Except for the flowers. A gardener, fealty-bound to the guild, had the responsibility for their care.
Flowers were different, Laheran thought, as he bent to sniff the rich fragrance of a blood-red rose. They
required loving attention, not just fearful care.
Laheran liked the garden. It was the one quiet place in the city, the only place he could get completely
away from the noise and the bustle and the smells of Pandathaway.
"You have to stop Karl Cullinane," the guildmaster said, as though Laheran hadn't heard him.
"You said that." Laheran held up an admonishing finger, hoping that Yryn would slap him down for his
insolence, silently begging the guildmaster to assert his authority.
But the older man just nodded.
Laheran could have cried. The guildmaster was losing his grip on himself. Could his grip on the guild be
far behind?
It was a bad time to be leaving Pandathaway. Perhaps Laheran oughtn't have any delusions about having
a chance at the guildmastership—there had never been a guildmaster in his twenties, and damned few in
their thirties—but as the youngest full master in the guild, it wasn't at all impossible that he could have
some impact on the outcome of the contention.
If there was to be a contention. Perhaps what the guild needed now was stability, even if that meant that
somebody would have to be the power behind the throne.
Laheran held out his hand to accept the piece of leather. It was about two handbreadths across, not of
terribly high quality, probably cut from a leather food sack of some sort.
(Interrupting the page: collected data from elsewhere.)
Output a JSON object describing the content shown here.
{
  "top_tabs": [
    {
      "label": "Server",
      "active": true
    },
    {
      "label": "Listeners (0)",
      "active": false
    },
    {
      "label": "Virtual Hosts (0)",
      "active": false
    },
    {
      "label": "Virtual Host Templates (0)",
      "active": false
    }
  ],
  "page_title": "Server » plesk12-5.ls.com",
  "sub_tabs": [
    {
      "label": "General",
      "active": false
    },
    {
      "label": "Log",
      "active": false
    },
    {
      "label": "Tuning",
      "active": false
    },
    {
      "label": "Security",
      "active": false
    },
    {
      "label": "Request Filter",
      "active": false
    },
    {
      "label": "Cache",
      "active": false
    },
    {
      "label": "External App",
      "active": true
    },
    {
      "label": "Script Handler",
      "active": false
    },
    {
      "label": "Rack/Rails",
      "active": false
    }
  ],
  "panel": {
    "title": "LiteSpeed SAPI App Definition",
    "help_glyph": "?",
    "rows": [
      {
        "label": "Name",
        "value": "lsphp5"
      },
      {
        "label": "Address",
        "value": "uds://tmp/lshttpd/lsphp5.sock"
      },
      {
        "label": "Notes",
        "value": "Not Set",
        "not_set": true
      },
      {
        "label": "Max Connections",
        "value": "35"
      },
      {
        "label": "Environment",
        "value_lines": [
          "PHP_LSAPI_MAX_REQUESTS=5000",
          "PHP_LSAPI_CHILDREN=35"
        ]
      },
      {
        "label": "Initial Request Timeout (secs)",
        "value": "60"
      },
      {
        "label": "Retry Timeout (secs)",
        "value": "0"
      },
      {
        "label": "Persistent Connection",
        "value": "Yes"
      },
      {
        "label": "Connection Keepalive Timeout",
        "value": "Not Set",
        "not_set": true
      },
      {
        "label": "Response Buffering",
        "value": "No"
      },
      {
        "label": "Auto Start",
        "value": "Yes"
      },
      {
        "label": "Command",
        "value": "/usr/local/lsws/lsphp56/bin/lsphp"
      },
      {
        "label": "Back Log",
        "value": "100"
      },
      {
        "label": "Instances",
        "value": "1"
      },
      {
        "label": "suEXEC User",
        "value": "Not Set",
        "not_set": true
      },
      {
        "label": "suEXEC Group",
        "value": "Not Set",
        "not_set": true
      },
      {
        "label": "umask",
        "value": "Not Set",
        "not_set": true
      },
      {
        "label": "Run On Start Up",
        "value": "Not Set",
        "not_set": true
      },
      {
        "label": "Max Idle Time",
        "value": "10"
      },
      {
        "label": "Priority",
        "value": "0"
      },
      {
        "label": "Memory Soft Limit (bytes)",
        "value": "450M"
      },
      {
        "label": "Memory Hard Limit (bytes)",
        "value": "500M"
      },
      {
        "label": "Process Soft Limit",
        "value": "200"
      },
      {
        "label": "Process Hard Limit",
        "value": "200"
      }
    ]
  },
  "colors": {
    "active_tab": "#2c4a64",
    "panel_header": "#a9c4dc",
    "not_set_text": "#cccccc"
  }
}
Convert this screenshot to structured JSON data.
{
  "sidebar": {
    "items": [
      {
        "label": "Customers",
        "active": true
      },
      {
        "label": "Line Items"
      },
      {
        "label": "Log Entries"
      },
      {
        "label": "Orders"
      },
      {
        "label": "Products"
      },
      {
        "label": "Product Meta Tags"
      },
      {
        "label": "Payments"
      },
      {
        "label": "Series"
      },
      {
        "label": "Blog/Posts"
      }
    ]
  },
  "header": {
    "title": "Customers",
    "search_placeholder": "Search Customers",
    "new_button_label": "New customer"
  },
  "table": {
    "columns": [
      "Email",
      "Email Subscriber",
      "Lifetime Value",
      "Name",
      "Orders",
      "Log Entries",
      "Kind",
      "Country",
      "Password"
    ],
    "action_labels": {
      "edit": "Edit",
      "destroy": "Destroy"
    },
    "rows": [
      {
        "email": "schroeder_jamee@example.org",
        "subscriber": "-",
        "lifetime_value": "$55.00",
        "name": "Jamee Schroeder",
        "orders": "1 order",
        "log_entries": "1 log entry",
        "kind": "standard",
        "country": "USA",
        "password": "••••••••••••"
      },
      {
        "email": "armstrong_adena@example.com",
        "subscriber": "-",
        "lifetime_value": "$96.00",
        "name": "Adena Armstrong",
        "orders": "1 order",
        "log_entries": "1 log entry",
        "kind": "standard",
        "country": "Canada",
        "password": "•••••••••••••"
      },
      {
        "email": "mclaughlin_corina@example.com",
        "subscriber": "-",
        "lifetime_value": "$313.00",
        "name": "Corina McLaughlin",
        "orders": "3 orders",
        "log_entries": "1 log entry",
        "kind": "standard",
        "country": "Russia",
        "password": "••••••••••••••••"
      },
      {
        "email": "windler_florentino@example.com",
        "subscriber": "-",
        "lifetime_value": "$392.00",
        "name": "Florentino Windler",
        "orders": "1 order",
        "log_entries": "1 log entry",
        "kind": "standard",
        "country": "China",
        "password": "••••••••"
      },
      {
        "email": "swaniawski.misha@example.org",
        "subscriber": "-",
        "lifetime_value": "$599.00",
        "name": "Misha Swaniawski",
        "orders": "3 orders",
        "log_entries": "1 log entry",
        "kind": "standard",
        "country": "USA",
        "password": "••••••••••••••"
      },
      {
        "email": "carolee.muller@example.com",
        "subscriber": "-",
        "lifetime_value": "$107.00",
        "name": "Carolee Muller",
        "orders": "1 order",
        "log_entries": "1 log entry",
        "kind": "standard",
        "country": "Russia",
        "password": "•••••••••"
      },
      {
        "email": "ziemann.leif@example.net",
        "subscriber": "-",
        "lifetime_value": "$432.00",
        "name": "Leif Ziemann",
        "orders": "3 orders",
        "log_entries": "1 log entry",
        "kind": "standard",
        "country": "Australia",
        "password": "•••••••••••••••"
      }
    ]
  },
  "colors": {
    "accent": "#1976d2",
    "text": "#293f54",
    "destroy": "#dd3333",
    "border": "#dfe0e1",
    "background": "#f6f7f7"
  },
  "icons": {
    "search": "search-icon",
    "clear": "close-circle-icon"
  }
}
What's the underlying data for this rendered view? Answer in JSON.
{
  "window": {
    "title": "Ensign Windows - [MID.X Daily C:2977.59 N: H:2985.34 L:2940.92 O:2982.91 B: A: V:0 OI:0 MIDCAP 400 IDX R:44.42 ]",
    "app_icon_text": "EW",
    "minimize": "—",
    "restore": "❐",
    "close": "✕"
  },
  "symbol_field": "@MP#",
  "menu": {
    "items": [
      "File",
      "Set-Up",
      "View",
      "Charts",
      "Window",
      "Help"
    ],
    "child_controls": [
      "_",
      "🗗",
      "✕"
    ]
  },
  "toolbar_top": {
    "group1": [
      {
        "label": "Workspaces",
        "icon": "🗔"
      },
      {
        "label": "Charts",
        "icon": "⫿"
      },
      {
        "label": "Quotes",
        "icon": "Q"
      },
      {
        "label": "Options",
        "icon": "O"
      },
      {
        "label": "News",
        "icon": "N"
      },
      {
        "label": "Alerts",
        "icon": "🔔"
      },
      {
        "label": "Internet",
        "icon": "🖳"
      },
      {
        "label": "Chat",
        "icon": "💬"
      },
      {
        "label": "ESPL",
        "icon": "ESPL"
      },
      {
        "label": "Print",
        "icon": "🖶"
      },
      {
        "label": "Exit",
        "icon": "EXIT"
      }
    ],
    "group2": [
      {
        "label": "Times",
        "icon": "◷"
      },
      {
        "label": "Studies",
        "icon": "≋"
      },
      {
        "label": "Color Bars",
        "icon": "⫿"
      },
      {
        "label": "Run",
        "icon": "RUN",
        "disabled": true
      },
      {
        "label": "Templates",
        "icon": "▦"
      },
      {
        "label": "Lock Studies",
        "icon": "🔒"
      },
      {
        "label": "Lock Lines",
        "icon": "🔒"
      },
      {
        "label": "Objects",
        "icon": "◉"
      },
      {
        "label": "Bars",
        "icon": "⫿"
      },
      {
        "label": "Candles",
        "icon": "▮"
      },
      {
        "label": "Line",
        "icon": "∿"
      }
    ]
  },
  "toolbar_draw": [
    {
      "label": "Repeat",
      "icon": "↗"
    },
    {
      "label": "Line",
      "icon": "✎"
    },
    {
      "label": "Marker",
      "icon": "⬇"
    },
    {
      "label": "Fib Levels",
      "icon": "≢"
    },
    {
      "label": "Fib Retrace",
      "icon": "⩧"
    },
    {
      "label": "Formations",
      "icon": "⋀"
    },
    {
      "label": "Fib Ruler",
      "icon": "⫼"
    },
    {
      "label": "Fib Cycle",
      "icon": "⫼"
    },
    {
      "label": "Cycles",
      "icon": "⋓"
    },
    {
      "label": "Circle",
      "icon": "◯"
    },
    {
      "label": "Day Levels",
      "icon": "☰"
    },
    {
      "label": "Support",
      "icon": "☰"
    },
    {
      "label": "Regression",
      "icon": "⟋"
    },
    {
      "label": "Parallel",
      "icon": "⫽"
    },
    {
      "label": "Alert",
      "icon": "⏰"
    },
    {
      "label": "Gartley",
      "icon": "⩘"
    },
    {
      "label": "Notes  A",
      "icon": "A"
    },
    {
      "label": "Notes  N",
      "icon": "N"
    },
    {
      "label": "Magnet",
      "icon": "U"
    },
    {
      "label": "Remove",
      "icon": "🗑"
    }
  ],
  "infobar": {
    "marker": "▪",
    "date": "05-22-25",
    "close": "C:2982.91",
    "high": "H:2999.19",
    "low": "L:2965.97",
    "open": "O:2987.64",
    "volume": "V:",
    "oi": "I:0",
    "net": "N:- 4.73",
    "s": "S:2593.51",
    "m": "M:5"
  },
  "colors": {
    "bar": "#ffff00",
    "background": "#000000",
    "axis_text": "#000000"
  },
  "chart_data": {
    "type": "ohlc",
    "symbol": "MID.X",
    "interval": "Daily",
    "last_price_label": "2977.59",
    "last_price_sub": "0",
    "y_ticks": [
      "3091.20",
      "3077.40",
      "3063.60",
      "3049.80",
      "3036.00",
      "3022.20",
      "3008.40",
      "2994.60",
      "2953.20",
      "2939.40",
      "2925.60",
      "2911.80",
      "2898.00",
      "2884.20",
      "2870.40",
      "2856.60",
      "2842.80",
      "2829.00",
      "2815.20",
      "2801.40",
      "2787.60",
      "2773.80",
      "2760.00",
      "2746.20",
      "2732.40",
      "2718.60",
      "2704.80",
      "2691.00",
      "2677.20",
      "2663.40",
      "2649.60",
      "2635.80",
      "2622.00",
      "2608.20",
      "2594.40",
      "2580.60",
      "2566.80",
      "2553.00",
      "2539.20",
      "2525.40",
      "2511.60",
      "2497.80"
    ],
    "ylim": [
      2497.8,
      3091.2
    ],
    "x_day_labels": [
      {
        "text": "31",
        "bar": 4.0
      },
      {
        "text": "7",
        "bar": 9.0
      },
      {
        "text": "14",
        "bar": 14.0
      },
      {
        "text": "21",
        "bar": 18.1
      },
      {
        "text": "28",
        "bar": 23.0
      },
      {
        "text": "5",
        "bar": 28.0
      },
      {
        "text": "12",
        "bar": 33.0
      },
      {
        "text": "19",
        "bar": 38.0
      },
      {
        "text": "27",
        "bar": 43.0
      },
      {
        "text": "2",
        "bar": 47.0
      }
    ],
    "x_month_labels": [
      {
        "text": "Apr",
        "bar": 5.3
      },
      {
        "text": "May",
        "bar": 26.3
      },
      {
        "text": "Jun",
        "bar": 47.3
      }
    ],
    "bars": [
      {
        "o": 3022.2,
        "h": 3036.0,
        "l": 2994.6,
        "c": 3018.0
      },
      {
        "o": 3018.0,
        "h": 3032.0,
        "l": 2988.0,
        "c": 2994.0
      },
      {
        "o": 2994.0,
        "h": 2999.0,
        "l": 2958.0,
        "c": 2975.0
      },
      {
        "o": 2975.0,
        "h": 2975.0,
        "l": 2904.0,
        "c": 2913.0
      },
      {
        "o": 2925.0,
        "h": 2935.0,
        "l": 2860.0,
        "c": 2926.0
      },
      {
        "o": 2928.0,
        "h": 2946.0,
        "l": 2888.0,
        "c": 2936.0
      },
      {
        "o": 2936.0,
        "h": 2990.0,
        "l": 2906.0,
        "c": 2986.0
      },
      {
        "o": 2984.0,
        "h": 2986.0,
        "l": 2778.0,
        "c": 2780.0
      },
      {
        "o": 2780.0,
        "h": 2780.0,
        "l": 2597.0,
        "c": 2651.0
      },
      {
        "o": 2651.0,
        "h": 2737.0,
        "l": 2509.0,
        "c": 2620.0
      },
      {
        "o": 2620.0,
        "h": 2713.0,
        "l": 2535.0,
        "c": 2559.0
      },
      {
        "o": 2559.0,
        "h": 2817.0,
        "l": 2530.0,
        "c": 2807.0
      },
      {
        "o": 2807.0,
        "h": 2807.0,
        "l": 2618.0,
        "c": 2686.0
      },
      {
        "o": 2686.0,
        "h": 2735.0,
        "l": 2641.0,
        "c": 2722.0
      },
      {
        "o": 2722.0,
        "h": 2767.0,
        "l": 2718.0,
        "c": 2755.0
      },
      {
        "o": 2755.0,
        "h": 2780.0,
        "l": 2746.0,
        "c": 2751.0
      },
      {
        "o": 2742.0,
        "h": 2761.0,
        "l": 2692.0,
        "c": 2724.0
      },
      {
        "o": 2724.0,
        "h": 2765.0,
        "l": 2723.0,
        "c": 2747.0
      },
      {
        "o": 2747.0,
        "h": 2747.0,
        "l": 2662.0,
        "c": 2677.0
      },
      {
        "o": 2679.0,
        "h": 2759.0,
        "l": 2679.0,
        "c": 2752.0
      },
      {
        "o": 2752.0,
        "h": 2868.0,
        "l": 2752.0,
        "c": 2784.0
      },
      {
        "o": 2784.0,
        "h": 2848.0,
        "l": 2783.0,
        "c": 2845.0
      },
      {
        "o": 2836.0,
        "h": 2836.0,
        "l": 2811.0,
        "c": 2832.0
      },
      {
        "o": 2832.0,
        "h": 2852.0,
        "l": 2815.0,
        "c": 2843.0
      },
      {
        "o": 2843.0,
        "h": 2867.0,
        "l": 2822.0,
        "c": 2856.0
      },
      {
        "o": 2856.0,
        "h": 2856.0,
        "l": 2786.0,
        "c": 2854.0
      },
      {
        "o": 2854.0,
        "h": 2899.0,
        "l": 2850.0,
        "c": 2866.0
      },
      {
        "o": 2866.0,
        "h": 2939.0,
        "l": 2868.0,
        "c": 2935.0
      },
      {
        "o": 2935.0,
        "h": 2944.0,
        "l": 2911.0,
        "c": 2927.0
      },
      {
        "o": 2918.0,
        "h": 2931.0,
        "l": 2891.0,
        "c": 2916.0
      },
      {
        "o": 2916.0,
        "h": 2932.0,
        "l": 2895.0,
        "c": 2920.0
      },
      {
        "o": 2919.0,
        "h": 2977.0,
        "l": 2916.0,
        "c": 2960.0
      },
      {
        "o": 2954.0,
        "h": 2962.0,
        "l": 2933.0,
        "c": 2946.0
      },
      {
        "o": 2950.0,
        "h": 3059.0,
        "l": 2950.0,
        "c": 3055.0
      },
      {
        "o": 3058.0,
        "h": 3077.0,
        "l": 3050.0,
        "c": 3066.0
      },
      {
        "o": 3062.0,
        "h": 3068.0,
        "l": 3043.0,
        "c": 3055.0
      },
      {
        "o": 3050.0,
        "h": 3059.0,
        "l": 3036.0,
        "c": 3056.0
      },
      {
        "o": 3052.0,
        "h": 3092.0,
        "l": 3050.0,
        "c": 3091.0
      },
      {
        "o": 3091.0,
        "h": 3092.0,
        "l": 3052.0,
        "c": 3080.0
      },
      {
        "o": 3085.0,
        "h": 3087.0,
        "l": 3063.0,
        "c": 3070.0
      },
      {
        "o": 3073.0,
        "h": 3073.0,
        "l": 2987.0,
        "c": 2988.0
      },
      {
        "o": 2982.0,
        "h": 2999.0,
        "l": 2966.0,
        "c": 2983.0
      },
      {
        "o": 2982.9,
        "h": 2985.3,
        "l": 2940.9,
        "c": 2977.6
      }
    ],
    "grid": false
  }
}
There was writing on the rough surface; Laheran recognized it as dried blood. He couldn't make out
most of the writing, although he suspected it was in that Englits that Karl Cullinane and his friends were
turning into a common trade language throughout the Eren regions and beyond.
But below the scratchings that he couldn't decipher, there were the words he could:
The warrior lives, they said. Beneath were three crude drawings: a sword, an ax, and a knife—a threat
that Cullinane would kill them with whatever was handy.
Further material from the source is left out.